My legs seriously hurt. Calves are not strained feeling, but very, very stiff. Whole leg hurts. Youch. With soreness, though, not pain pain. About 15 mins into my zone 1 workout I was feeling the burn. Felt it even more after about 25 mins into zone 2. Hard stuff! Hard stuff parading around as cake.

So, I'm 4 visits for February. Total: 11/150 for 2009. And if the HRM keeps training me, I'm gonna hit that 150 goal in no time. Heck, I'll probably even hit that 20 lb goal no problem. So far that HRM was worth the $200.

2 comments:

Alice said...

Wow! Sounds like the HRM is good at keeping you on track, and it measures your progress and stuff. It's does more things than I thought it does (which is only measure your heart rate).

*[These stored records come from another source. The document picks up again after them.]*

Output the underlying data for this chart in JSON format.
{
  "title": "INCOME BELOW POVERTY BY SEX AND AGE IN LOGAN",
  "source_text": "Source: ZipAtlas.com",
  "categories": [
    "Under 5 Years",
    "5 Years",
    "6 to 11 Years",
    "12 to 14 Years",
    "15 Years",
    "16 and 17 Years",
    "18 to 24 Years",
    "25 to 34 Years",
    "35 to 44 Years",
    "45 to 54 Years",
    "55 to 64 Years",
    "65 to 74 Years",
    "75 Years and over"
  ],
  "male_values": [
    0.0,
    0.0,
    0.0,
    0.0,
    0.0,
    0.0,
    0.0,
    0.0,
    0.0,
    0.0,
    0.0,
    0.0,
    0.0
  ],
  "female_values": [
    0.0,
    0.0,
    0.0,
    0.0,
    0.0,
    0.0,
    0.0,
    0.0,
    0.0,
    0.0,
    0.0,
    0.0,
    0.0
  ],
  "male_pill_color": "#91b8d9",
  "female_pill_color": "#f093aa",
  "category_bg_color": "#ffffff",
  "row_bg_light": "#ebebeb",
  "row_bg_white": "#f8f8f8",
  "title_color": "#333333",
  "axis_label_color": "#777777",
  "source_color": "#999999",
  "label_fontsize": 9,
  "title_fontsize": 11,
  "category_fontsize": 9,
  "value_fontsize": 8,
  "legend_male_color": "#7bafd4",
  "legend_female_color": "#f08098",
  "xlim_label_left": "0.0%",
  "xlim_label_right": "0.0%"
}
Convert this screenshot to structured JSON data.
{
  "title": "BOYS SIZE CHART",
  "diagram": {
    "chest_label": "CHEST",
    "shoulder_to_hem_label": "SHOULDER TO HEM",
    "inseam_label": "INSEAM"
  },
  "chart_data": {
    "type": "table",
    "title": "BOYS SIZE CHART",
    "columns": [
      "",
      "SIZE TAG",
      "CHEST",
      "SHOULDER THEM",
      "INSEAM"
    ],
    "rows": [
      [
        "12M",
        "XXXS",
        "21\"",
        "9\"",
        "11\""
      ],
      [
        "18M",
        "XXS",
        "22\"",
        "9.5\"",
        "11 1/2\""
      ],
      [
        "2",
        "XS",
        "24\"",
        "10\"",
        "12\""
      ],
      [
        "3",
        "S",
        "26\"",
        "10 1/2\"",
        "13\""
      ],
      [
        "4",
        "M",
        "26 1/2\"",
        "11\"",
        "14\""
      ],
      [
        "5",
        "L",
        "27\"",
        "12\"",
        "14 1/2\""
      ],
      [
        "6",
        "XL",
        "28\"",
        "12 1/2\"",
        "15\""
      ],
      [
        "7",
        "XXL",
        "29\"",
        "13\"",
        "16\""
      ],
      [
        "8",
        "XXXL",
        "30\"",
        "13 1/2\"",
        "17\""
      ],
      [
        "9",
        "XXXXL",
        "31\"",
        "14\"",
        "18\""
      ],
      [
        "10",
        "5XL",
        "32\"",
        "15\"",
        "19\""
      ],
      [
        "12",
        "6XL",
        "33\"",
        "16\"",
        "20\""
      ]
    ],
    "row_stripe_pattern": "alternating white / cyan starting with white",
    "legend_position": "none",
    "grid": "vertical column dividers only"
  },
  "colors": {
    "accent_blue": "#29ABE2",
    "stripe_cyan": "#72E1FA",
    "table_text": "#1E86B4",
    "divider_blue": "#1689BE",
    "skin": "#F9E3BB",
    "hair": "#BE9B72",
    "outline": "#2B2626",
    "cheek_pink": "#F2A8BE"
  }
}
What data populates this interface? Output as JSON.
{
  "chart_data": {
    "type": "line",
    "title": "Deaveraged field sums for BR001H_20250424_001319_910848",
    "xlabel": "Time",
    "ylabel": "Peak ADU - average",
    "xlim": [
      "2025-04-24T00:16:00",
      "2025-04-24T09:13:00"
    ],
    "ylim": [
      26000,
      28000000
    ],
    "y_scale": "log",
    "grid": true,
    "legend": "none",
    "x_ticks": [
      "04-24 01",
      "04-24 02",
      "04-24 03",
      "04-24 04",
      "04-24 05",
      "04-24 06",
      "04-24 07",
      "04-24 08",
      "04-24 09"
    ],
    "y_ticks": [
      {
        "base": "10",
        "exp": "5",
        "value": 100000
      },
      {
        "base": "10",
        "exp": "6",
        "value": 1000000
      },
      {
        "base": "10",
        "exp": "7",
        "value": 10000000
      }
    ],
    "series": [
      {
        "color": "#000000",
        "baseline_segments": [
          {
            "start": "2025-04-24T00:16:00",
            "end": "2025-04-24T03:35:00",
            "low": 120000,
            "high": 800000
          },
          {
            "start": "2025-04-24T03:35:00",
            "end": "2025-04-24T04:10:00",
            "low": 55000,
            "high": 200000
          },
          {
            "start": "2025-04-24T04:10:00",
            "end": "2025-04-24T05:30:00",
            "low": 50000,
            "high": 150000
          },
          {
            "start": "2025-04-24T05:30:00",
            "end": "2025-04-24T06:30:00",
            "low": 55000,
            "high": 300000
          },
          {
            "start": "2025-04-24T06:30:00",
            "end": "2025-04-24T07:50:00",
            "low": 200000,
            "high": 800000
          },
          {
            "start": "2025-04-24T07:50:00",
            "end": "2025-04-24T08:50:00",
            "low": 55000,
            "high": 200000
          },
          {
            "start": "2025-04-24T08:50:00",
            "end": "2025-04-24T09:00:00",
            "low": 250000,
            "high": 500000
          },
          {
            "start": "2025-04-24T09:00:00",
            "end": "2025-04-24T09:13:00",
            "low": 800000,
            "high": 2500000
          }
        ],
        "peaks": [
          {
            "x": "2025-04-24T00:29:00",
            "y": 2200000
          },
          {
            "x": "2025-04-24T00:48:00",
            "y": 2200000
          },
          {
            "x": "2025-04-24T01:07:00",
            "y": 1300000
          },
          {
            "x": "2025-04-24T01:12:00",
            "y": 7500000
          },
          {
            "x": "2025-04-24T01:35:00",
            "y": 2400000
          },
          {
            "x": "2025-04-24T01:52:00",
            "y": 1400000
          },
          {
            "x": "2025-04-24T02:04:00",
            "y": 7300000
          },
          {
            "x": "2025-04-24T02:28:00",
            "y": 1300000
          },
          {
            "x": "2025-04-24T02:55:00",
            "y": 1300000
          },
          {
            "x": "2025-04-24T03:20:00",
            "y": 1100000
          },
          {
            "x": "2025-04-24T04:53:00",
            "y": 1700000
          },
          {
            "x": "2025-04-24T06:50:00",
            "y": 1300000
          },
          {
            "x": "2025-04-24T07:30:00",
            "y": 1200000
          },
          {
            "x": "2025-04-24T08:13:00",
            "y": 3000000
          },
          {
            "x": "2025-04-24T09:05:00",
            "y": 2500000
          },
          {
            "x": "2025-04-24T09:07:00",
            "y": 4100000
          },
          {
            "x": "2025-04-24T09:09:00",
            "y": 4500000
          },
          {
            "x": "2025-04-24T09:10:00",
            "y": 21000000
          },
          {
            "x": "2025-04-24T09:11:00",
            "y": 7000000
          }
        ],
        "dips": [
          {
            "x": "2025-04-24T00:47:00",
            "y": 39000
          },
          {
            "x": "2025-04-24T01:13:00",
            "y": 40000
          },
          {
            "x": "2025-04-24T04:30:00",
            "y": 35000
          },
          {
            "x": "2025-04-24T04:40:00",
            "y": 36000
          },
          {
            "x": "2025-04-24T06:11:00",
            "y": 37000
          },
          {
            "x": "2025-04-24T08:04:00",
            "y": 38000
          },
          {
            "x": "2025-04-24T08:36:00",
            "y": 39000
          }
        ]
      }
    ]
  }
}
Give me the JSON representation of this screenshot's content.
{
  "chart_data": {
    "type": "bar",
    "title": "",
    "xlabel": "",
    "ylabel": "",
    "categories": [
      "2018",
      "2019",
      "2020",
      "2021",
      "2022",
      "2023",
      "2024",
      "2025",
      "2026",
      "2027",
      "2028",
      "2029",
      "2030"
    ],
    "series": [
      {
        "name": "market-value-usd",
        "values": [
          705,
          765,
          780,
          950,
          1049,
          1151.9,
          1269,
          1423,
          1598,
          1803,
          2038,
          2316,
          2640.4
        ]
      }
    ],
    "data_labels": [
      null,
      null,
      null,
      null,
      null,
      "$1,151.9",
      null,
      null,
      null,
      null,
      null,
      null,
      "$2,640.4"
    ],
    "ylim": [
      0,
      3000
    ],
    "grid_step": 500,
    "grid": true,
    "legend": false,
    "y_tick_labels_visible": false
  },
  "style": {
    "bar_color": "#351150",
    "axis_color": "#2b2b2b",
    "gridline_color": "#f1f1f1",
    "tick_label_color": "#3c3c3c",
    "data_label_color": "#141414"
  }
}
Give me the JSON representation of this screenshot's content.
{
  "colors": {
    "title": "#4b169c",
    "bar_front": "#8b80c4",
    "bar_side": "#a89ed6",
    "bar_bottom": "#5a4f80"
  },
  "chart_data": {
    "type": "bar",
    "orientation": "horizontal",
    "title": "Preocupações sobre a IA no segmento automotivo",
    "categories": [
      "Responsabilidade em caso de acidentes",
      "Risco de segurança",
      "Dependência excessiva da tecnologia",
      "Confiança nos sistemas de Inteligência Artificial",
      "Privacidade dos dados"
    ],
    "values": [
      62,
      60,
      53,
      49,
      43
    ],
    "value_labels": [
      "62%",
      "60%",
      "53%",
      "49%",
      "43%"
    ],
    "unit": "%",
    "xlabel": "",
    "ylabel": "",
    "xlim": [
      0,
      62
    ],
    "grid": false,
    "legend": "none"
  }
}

Do you keep this on only when you're awake or only when you work out?

Kym said...

Yeah the HRM is awesome :D I feel like I'm letting down a trainer if I don't meet the goals it sets for me.

I keep it on only when I work out, so it's kind of different from the Bodybugg, which you wear all day and it tracks your calorie expenditure all day long. But with that you have to log your calories you've eaten - then you have your answer as to if you've expended more than you consumed for the day. With HRM I know how many cals I burned in my workout though.